3 July 2024

Trump the Realist The Former President Understands the Limits of American Power

Andrew Byers and Randall L. Schweller

The structure of unipolarity that began with the collapse of the Soviet Union bestowed the United States with enormous, unchecked power. The United States became the first country in history with no peer or near-peer competitors. It became the only one with influence in every region of the world and the only one to unquestionably dominate its own neighborhood. By 1992, the United States may have been the most powerful country in every major global theater.
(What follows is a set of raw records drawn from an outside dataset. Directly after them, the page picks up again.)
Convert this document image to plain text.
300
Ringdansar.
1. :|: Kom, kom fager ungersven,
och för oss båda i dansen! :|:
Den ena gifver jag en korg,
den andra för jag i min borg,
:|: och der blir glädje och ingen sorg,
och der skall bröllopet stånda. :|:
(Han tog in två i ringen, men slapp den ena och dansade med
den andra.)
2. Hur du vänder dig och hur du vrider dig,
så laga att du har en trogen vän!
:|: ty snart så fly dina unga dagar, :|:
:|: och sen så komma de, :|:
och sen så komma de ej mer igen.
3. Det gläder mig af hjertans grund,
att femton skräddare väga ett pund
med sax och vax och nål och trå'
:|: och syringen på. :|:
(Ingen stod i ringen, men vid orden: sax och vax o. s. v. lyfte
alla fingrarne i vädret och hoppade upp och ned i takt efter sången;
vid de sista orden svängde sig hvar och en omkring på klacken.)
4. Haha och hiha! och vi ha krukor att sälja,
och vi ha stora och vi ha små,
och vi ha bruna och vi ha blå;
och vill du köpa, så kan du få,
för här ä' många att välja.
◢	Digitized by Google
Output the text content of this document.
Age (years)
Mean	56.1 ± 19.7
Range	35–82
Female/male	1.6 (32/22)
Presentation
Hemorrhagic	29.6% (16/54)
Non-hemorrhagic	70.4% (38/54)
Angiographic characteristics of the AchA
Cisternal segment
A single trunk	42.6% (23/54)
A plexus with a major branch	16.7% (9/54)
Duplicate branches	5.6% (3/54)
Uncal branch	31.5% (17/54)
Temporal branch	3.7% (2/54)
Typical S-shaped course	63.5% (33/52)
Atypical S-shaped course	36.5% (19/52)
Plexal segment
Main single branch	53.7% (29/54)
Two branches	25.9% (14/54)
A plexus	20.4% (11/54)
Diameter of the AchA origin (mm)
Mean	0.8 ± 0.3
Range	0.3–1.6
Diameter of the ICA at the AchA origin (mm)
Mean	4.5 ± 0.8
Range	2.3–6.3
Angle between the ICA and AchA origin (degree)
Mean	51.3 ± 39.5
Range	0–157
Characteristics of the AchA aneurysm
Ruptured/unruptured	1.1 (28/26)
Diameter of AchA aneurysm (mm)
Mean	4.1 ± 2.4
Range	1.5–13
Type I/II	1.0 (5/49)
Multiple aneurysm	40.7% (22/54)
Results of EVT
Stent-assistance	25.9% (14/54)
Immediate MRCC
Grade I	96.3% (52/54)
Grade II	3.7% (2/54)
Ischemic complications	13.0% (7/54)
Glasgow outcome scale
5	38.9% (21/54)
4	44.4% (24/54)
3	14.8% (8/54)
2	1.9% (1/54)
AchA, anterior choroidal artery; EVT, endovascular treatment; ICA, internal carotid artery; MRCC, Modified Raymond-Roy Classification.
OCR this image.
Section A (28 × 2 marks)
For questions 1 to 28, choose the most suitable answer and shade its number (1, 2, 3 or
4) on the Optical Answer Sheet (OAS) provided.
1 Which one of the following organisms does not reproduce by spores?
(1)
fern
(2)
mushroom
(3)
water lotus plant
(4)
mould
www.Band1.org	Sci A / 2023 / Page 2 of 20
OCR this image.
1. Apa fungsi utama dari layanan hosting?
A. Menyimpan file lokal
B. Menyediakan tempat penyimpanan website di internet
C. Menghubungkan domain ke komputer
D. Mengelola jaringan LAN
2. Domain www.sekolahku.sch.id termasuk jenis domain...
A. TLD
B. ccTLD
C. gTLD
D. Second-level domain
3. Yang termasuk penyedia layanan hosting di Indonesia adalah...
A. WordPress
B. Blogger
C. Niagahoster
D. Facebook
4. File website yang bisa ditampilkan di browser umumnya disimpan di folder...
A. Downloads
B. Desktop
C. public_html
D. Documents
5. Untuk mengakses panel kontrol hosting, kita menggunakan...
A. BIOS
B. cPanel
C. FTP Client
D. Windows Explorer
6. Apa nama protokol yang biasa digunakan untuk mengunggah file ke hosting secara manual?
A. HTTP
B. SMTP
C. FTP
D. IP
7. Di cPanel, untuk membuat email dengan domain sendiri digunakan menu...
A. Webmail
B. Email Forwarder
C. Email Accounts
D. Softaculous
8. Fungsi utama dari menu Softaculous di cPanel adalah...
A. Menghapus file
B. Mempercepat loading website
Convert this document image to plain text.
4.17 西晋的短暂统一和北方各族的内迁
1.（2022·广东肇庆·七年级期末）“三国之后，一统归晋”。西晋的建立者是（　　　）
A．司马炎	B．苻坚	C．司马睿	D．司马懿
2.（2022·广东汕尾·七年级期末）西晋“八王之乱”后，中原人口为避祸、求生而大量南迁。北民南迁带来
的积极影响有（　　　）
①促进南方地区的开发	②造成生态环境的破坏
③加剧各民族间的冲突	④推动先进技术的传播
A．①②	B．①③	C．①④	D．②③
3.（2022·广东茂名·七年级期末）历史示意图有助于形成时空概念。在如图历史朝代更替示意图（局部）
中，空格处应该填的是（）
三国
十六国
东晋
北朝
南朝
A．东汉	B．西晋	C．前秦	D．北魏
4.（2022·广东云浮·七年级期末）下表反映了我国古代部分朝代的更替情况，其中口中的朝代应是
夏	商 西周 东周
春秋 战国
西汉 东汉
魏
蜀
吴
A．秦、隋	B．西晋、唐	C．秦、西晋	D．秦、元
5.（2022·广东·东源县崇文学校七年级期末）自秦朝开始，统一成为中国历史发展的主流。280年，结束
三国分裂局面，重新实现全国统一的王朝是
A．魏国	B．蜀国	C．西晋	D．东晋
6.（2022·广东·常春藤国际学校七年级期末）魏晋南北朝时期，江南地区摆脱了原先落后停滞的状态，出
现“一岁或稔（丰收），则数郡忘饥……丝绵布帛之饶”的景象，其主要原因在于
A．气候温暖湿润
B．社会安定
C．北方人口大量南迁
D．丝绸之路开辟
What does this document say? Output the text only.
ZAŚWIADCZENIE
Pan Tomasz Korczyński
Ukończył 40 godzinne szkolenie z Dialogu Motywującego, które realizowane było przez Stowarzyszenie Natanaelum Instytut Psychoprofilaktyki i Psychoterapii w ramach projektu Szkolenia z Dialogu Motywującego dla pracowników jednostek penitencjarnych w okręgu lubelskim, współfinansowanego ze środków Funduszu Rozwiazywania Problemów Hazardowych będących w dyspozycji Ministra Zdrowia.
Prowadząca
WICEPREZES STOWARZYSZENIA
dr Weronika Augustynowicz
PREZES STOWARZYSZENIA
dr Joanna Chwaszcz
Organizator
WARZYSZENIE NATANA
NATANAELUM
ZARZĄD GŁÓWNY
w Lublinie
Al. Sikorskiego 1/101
For American officials, the natural temptation was to use this moment to expand the United States’ global influence. Drunk with power, Washington doggedly enlarged NATO into eastern Europe, paying little heed to Russian concerns about Western encroachment. It broadened its embrace of economic openness, supporting the creation of the World Trade Organization in 1995, despite the potential threat its compulsory dispute settlement posed to national sovereignty. It also backed China’s membership in the organization in 2001. In the eyes of U.S. policymakers, this expansionist campaign was not just good for their country but also good for the world. Washington, like all hegemons, convinced itself that the world order it was creating was universally preferred to all others. It began to pursue what the international relations scholar Arnold Wolfers called “milieu goals,” or goals designed to make the world better conform to one country’s values.